Strengthen your leg muscles
Condition your leg muscles by performing weight exercises that work out your quadriceps, hamstrings and calves. This will help reduce the stress endured by your knees while hiking. “Simple and complex squats can help strengthen the quadriceps. One must ensure that the body weight while squatting is on the quadriceps and not the knees. The knee cap must be behind/in line with your toes while squatting. Never in front of it.”, says Vivian.
Use hiking poles
According to a study published in the “Journal of Sport Sciences” hiking poles help reduce compressive forces by 25%. It helps redistribute load-bearing body weight to the arms and shoulders, thus reducing the impact exerted on the knees.
Wear knee braces
Wearing knee braces can give your knee additional support. These are not essential and must be worn only when you feel your knees may require external support.

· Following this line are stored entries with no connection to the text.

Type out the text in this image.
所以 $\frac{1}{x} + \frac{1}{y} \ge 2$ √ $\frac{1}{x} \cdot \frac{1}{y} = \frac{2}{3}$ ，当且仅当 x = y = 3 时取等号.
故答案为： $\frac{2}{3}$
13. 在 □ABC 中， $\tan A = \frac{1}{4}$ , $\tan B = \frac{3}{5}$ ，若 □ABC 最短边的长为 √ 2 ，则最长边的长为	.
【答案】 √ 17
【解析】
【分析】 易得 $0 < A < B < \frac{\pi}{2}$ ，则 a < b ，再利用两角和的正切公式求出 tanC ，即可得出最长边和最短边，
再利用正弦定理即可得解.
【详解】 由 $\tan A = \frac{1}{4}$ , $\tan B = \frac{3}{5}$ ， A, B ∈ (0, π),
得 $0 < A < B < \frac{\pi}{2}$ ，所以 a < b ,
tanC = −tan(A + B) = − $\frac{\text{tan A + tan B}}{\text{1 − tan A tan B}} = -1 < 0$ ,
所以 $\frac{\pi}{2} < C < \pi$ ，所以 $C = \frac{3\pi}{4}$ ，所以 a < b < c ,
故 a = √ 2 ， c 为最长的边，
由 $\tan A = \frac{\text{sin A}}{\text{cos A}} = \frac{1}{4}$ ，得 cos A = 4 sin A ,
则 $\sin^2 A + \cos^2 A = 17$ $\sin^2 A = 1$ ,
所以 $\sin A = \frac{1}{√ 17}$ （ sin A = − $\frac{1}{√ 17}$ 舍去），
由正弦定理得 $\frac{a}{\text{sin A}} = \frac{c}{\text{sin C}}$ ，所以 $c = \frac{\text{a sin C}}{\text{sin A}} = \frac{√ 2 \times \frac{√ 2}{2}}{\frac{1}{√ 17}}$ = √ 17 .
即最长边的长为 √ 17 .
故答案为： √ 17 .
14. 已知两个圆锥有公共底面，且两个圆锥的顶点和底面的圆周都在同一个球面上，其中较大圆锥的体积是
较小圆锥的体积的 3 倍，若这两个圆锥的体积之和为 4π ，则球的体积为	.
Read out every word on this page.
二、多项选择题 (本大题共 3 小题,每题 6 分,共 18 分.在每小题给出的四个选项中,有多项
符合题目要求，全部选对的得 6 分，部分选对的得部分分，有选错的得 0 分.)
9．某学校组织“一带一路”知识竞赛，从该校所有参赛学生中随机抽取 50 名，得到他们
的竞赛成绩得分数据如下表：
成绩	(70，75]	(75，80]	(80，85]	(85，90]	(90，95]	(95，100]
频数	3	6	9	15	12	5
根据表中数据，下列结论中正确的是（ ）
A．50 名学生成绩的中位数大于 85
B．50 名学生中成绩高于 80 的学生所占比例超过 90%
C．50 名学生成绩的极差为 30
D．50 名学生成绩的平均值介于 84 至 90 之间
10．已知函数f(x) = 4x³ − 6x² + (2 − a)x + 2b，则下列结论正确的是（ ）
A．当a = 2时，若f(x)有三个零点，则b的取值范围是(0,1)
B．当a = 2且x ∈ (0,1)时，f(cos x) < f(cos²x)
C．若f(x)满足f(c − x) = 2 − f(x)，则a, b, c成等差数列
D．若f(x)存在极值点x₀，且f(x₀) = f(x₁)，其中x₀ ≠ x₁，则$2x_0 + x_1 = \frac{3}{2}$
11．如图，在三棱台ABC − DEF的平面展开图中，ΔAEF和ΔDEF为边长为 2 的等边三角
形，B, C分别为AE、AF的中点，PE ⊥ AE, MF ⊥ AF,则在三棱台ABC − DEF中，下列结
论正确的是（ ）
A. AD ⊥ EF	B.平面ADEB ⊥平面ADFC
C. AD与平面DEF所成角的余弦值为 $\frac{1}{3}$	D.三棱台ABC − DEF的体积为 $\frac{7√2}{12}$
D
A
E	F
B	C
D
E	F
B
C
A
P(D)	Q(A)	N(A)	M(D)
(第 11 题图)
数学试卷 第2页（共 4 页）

Wear quality hiking shoes/boots
What you wear on your feet is probably the most important consideration for any trekker. While choosing a hiking shoe utmost importance must be given to its quality. Hiking boots with shock absorbing soles and ankle support will negate the impact of any shock endured during hikes.
Stretch your muscles before and after hiking
Stretching your muscles before you begin your trek is essential as it allows your body to become more pliable and less prone to injuries. It is particularly important to stretch your lower body and legs as these muscles are going to be worked on more intensely during the trek.
It is also equally, if not more, important to stretch your muscles post the trek. Your muscles are usually contracted after a long day’s trek and it is important to get the muscles back to its normal length. This will also reduce potential soreness.
Dr. Shantala Yogi, renowned sports physiotherapist shares her views on hiker’s knee, “Patellofemoral pains are more common among sports persons. Yes! though surprising, it is true. This is common due to wear and tear in the joint related to high levels of stress that sports exerts on joints.”
However, non-sports persons may also develop knee pain. Dr. Shantala opines, “It is important to undergo a physical fitness test if one has a history of such pain before going hiking. Getting fit for a trek is essential. Slight pain can be treated with the right amount of rest and exercise. One must start preparation early to enjoy their hiking experience.”